In 1970, Amalrik smuggled his essay “Will the Soviet Union Survive Until 1984?” out of the country. Not only did he warn that the Soviet system was on a path to self-destruction at a time when such views were not in vogue, King argued, but Amalrik also identified “a more general political syndrome: the process through which a great power succumbs to self-delusion.” He traced decline to how such a country “handles multiple internal crises—the faltering of the institutions of domestic order, the craftiness of unmoored and venal politicians, the first tremors of systemic illegitimacy.” Amalrik grasped that in powerful states people tend to assume that stability will prevail. But “every society has its own rock bottom,” King wrote, “obscured by darkness until impact is imminent.”

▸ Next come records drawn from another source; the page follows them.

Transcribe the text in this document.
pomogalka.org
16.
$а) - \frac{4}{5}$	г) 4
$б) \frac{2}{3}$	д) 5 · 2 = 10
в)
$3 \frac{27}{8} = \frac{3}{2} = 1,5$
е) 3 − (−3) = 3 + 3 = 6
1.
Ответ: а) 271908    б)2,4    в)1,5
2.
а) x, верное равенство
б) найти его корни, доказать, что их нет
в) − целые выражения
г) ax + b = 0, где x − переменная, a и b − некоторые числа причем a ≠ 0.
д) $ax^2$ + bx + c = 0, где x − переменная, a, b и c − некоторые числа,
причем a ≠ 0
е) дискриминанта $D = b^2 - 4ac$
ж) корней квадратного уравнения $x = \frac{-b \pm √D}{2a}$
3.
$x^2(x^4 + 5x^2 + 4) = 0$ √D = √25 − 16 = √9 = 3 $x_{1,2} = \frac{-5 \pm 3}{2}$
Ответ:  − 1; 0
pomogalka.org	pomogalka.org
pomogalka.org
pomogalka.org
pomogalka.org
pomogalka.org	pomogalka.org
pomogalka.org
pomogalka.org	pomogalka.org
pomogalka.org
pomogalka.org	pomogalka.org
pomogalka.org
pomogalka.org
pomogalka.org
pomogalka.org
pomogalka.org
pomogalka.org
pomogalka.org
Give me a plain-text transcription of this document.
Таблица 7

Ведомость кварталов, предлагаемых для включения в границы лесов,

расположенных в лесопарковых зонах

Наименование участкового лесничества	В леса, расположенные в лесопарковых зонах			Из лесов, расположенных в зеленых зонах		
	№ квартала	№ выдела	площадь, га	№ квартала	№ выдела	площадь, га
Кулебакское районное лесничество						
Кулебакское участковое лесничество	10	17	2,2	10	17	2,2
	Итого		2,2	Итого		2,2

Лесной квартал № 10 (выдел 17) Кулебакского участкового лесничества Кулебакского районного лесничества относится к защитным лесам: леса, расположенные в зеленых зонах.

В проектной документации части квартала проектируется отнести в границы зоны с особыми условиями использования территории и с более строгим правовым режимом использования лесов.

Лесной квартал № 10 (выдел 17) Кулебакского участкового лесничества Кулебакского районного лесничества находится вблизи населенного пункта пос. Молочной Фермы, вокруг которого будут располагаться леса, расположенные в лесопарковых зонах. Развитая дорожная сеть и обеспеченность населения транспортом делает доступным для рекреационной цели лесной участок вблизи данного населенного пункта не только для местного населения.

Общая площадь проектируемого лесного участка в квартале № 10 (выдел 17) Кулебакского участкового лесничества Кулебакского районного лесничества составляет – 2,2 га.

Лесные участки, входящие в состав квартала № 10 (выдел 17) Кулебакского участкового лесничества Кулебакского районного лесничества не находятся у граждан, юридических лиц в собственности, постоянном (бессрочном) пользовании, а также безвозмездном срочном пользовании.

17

Amalrik did not get everything right. But today, thinking through worst-case scenarios, as he did, could help reveal “the difficult, power-altering choices that need to be made now—those that will make politics more responsive to social change and one’s country more worthy of its time on the historical stage,” King wrote. People would have to ask themselves: “How much longer should we stay? What do we put in the suitcase? Here or there, how can I be of use?” Ultimately, “In life, as in politics, the antidote to hopelessness isn’t hope,” King concluded. “It’s planning.”